A superdirective array of normal mode helical dipoles

The principal characteristics of moderately superdirective normal mode helical dipoles are described both theoretically and experimentally. Use of a thin helix approximation permits integration of an assumed sinusoidal current distribution along a linear, foreshortened structure and yields a simple formula for the radiation field. Graphical displays of experimental and theoretical results illustrate that beamwidths of the order of 45\deg with 22 db sidelobe suppression are available in dipoles which have a total length of only 0.6 wavelengths. In the theoretical analysis of helical dipoles, a linear relationship is assumed between the axial phase constant and frequency. The experimentally determined resonant length and mode of the structure define the proportionality constant, s, between phase velocity and free space velocity such that the linearized k-\beta relationship used in radiation pattern analysis is \beta = k/s . A method for determining the resonant length of tape helices from theoretical k-\beta diagrams is described. The feasibility of utilizing helical dipoles as array elements, in applications where efficiency is secondary to size and directivity, is illustrated. The pattern multiplication technique is used in deriving an expression for the E -field for a two-element array.
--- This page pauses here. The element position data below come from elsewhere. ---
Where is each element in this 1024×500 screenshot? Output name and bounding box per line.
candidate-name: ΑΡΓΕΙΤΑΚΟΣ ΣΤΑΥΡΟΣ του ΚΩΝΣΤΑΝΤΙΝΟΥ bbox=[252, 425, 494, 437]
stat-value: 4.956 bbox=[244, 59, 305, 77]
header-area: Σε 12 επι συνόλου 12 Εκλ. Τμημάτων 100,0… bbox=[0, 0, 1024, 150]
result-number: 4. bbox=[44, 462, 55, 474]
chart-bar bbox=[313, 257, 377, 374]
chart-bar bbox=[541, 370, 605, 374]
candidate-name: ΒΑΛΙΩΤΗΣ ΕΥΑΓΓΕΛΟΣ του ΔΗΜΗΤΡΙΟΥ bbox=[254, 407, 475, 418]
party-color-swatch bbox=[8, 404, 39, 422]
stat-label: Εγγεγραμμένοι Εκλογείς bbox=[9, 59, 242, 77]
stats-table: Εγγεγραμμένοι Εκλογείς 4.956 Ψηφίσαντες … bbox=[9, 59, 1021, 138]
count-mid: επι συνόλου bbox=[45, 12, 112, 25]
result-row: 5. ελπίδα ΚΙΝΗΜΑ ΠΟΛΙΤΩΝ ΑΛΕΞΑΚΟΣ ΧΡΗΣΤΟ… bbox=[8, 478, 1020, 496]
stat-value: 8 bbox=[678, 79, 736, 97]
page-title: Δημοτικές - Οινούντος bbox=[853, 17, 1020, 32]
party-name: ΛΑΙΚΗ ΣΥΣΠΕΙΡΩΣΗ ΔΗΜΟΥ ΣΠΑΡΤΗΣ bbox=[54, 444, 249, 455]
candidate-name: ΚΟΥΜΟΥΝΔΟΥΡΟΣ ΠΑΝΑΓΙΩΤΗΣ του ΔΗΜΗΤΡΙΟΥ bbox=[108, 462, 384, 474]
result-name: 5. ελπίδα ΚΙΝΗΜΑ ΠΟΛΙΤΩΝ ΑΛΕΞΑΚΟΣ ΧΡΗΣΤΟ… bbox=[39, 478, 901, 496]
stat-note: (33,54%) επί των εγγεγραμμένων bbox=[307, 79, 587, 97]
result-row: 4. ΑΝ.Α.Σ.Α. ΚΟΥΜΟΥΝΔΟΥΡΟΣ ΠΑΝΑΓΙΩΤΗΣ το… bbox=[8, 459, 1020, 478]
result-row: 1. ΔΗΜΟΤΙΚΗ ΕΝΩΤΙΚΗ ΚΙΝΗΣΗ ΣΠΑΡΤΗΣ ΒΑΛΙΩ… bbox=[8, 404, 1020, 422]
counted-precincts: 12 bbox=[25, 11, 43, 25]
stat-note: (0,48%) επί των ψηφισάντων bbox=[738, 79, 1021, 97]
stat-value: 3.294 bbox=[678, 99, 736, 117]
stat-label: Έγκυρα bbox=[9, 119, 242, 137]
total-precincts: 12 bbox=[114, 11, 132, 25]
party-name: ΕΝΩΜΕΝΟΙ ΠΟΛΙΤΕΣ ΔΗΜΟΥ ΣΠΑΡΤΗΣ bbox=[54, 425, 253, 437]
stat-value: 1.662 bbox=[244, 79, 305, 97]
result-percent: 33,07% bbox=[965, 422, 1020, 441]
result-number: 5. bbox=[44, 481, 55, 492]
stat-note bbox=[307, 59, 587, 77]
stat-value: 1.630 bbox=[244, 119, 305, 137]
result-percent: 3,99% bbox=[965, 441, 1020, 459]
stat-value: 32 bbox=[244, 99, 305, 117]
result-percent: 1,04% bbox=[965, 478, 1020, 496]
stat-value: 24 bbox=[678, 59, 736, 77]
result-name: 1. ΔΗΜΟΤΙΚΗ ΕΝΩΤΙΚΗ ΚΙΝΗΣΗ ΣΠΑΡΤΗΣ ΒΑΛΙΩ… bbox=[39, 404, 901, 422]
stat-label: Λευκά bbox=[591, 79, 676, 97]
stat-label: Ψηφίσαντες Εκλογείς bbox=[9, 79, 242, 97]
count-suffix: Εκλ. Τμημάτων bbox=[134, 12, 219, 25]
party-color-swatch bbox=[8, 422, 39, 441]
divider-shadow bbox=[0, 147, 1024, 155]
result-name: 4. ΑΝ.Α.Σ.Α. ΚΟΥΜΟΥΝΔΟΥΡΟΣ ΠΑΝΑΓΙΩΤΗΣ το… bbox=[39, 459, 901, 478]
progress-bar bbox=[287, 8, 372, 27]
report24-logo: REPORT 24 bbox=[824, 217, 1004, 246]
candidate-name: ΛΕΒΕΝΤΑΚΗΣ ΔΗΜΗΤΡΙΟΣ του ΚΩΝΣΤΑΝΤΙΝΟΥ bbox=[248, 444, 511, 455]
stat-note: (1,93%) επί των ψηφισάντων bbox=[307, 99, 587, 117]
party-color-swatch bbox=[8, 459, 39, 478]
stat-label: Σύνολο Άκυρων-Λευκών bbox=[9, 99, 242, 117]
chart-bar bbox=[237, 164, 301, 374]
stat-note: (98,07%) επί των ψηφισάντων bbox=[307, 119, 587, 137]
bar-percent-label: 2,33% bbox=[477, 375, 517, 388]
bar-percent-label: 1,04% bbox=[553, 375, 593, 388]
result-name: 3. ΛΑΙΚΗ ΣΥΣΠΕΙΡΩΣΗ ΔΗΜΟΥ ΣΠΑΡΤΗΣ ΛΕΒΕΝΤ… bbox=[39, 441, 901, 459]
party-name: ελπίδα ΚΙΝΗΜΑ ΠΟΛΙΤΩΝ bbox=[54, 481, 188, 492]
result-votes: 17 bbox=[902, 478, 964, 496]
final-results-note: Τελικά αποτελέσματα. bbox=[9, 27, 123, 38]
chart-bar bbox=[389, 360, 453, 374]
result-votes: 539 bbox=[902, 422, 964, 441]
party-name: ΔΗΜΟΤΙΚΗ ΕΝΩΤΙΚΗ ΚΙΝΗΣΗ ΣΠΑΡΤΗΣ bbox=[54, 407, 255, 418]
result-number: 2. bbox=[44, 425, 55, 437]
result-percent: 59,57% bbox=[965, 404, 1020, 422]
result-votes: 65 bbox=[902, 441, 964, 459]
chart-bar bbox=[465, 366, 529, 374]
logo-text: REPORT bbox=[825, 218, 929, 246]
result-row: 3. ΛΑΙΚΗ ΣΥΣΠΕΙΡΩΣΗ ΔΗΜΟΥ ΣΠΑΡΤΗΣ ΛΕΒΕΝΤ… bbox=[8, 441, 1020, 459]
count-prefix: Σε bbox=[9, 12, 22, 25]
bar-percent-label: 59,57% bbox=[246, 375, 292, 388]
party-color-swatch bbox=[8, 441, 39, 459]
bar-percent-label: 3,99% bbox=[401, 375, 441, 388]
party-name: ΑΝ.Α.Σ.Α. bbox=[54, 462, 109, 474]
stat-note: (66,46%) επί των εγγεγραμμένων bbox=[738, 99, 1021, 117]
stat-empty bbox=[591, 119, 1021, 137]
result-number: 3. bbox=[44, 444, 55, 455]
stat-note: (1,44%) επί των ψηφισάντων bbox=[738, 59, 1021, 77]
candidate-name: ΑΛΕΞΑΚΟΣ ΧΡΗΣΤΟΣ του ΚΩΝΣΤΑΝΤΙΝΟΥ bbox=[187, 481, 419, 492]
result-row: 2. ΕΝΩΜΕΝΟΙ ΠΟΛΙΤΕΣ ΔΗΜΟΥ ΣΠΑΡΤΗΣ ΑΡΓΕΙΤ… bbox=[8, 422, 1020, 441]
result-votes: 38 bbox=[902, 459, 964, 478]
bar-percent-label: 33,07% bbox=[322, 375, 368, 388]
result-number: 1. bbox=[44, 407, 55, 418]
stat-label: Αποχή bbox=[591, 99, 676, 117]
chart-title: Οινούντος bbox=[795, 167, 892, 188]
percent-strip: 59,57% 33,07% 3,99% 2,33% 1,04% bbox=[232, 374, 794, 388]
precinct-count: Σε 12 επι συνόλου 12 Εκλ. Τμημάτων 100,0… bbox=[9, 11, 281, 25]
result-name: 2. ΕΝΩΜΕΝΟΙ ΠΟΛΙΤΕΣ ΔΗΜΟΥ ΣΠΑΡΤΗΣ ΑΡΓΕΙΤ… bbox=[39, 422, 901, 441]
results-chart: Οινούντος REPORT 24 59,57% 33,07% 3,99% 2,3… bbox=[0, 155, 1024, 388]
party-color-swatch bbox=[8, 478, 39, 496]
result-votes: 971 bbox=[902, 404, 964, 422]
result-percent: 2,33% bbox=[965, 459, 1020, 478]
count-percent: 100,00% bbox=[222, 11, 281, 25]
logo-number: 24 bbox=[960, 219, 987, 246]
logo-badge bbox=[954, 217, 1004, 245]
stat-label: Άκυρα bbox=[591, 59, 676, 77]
It is shown that with proper phasing of the fixed length elements, beamwidths in the range 30-40 degrees with front-to-back ratios in excess of 20 db over a pattern bandwidth representing 8% of the resonant frequency of an individual element are commonly available. A description and experimental data are provided for the tunable dipoles developed in order to achieve broadband operation. A hybrid is introduced in the array feed network so as to maintain a high front-to-back ratio over a broad range of frequencies. Experimental radiation patterns are displayed for a case in which the element phasing yields a front-to-back ratio which is independent of frequency. The overall dimensions of such moderately superdirective arrays are typically less than 0.2 \times 0.8 wavelengths and can readily be used over a broad frequency range when tunable (variable length) dipoles and a hybrid junction are employed.